VIVENDO E APRENDENDO COM C.S.LEWIS - I

Parte XIII a
VIVENDO E APRENDENDO COM C.S.LEWIS


O sentido medieval é, novamente, o mais fácil de ser reconhecido:

É fácil reconhecer em que sentido os sorrisos de Dante eram “metafísicos.” A relação entre estes dois elementos é real, ontológica, inteligível e o material não precisa ser, em si mesmo, belo; pode até vir a ser grotesco – como, por exemplo, quando o tempo é representado por uma árvore que cresce para baixo em um vaso que representa o Primum Mobile (Paradiso, XXVII, 118).15



Em sua detalhada análise das imagens usadas por Dante nesta obra, não é complicado reconhecer o predomínio dos frutos do jardim (garden) em relação às paisagens (landscape):

Talvez esta seja uma característica da Idade Média antes de ser de Dante. Os poetas medievais interessam-se por árvores, flores, feras, pássaros e rios e não muito freqüentemente, penso eu, por paisagens. E quando alguns se mostram interessados, são geralmente de origem alemã.16

E, de fato, as imagens usadas na Divina Comédia, por exemplo, são de grande concretude, luminosidade, movimento ou peso, o que sugere um estilo medieval extremamente concreto e metafórico, ao invés do romântico, intrínseco a autores renascentistas.17

Para Lewis, os símbolos são referenciais indicadores de uma realidade muito mais concreta e maravilhosa do que eles podem ser — signos não valem nada por si mesmos (o que não tira sua importância e utilidade). Por isso é que ele “joga” tanto com as imagens nas Crônicas de Nárnia, fazendo uma verdadeira “miscelânea” de personagens mitológicos, lendários, realistas, etc.

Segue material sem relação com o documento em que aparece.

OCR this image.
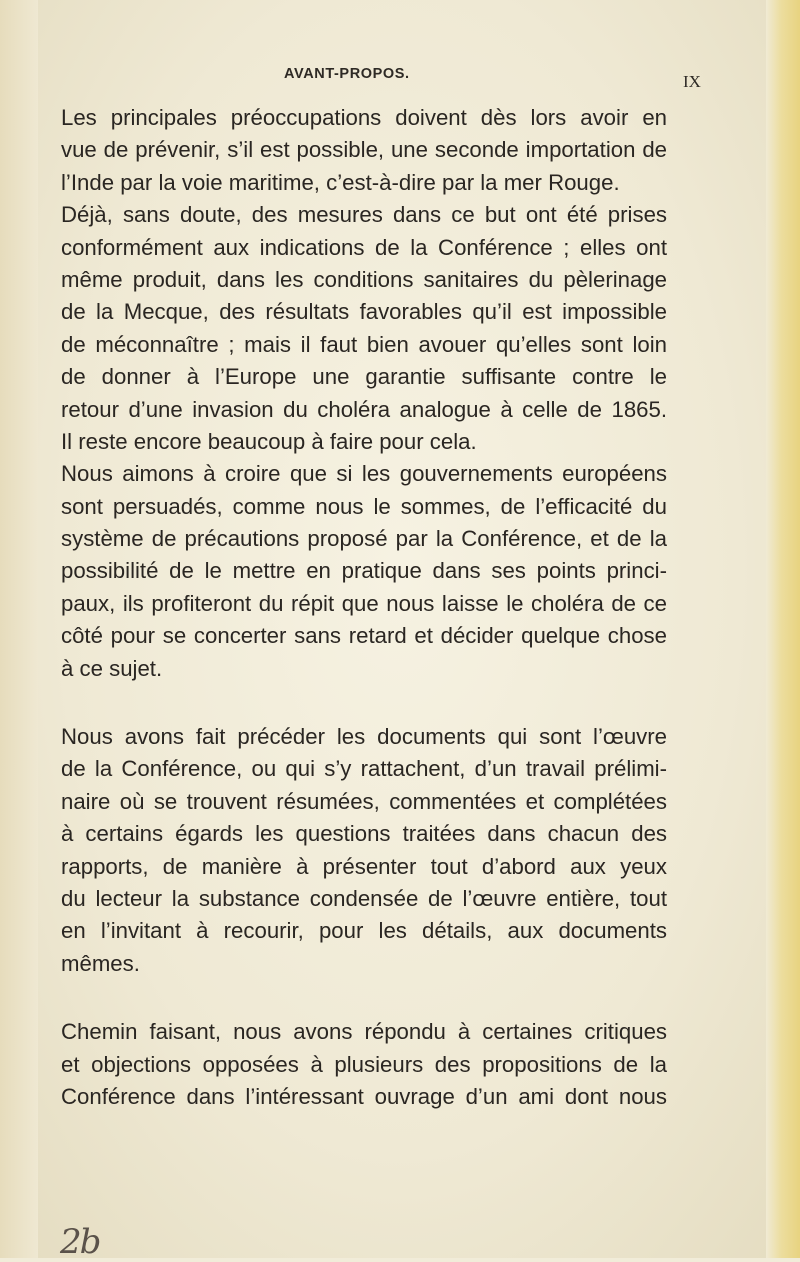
AVANT-PROPOS.	IX
Les principales préoccupations doivent dès lors avoir en
vue de prévenir, s’il est possible, une seconde importation de
l’Inde par la voie maritime, c’est-à-dire par la mer Rouge.
Déjà, sans doute, des mesures dans ce but ont été prises
conformément aux indications de la Conférence ; elles ont
même produit, dans les conditions sanitaires du pèlerinage
de la Mecque, des résultats favorables qu’il est impossible
de méconnaître ; mais il faut bien avouer qu’elles sont loin
de donner à l’Europe une garantie suffisante contre le
retour d’une invasion du choléra analogue à celle de 1865.
Il reste encore beaucoup à faire pour cela.
Nous aimons à croire que si les gouvernements européens
sont persuadés, comme nous le sommes, de l’efficacité du
système de précautions proposé par la Conférence, et de la
possibilité de le mettre en pratique dans ses points princi-
paux, ils profiteront du répit que nous laisse le choléra de ce
côté pour se concerter sans retard et décider quelque chose
à ce sujet.
Nous avons fait précéder les documents qui sont l’œuvre
de la Conférence, ou qui s’y rattachent, d’un travail prélimi-
naire où se trouvent résumées, commentées et complétées
à certains égards les questions traitées dans chacun des
rapports, de manière à présenter tout d’abord aux yeux
du lecteur la substance condensée de l’œuvre entière, tout
en l’invitant à recourir, pour les détails, aux documents
mêmes.
Chemin faisant, nous avons répondu à certaines critiques
et objections opposées à plusieurs des propositions de la
Conférence dans l’intéressant ouvrage d’un ami dont nous
2b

Ao contrário dos que simplesmente descartam toda imaginação, exaltando uma espécie de literatura dos “fatos,” insossa e enfadonha, Lewis pretende mostrar quão ridículo é o tipo de inversão da realidade e, conseqüentemente, dos valores que o homem cultiva, exaltando os meios em lugar dos fins (que são, na verdade, a real fonte de inspiração dos símbolos).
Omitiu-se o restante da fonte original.